Cosa fa ora Massimo Loviso
In tutte le categorie: ora è in Serie D, a Castelnuovo Vomano in provincia di Teramo: è una realtà nuova, ambiziosa e dista mezz’ora dalla sua casa a San Benedetto del Tronto, la città che gli ha cambiato la vita professionale. “E infatti, come Bologna, è una piazza per cui ho un amore viscerale. Nel 2006” ci racconta, “mi ero trasferito alla Samb per giocare. Avevo fatto due anni in A, il Bologna era retrocesso ma decisi di andare in prestito in Serie C. O meglio, venni talmente tanto pressato da decidere: per un mese il ds Peppino Pavone mi aveva cercato. Appuntamenti a pranzo, a cena... ma non ero convinto proprio per la categoria. Poi, l’ultimo giorno, avevo deciso di rischiare: non so quanti l’avrebbero fatto. Ma io ho sempre creduto in me stesso, e quella scelta mi ha dato ragione: la squadra era interessante (per esempio in porta c’era un certo Consigli, ndr), siamo stati vicini ai playoff e di fatto sono tornato in Serie A”.
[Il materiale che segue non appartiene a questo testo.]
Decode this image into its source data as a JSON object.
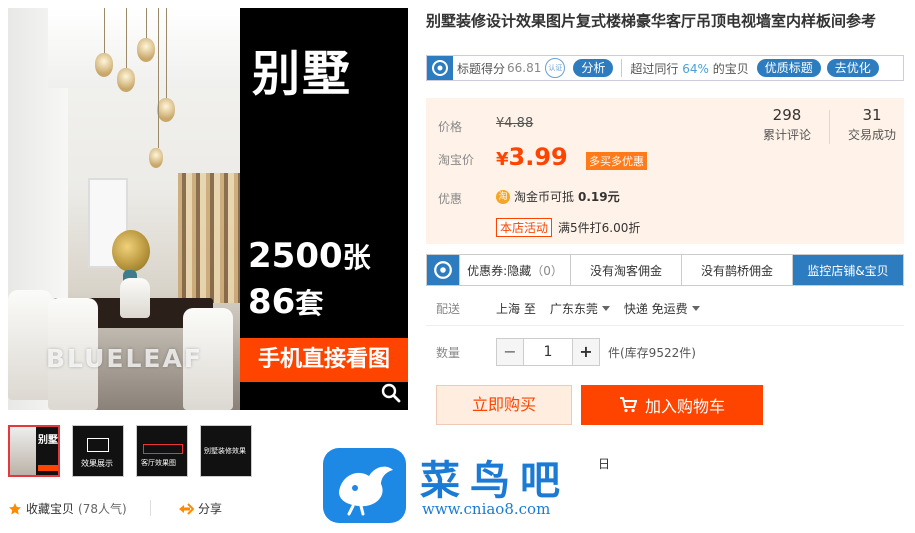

Dove? A Livorno, che quest’anno come la Sambenedettese ha vissuto un anno terribile. “I controlli non sono sempre come dovrebbero e si arriva a questo” dice. “Comunque in amaranto ho vissuto molto bene, anche se siamo retrocessi il primo anno. Quello dopo risalimmo subito, e lì fu Spinelli show”. In che senso? “Sapete, no, com’è il presidente? Passionario. Mi continuava a promettere il rinnovo, diceva che lo avremmo fatto ‘la settimana prossima, belin!’ (e l’imitazione è splendida, ndr). Ma il tempo passava e non succedeva niente. Ero tranquillo, eh, sarei anche rimasto. Ma poi mi aveva chiamato il mio agente, Ciccio Romano: ‘Stiamo trattando la comproprietà con il Torino’. Ero rimasto stranito, e allora, d’istinto, avevo detto di accettare subito”.
Era il 2009, il Toro era appena retrocesso e con Colantuono punta a risalire subito. Direttore sportivo: Foschi, ma non sarebbe durata. Nel mercato invernale, con tante difficoltà, Loviso e Di Michele sarebbero andati al Lecce per volere del nuovo dirigente Petrachi. “È un grande rimpianto, perché speravo di fare di più”, ma gli eventi lo hanno portato altrove. Un allenatore con cui avrebbe potuto lavorare? “Conte a Bari. Mi aveva cercato Perinetti sia nel 2007, sia nel 2008, ma il Livorno non mi volle lasciar partire”.
Parla sempre bene, Loviso. A Torino i giornalisti lo chiamavano “prof”. “E pensare che ho solo il diploma. Con il calcio, lo studio è stato sempre un problema: ma ho sempre avuto voglia di conoscere, penso sia quella la differenza”, sorride. E poi racconta un aneddoto, l’ultimo. “A Bologna, qualche anno fa, ero all’Isokinetic per le terapie precampionato. E chi incontro? Proprio lui, Baggio. Il mio massaggiatore gli dice: ‘Roby, ma te lo ricordi Loviso?’. Io, un po’ emozionato, gli faccio vedere la maglia incorniciata. ‘È un onore’, dice lui a me. Ho fatto quasi fatica a dirgli che in realtà era il contrario”. Non si resta bambini sempre. Ma qualche volta, è bello.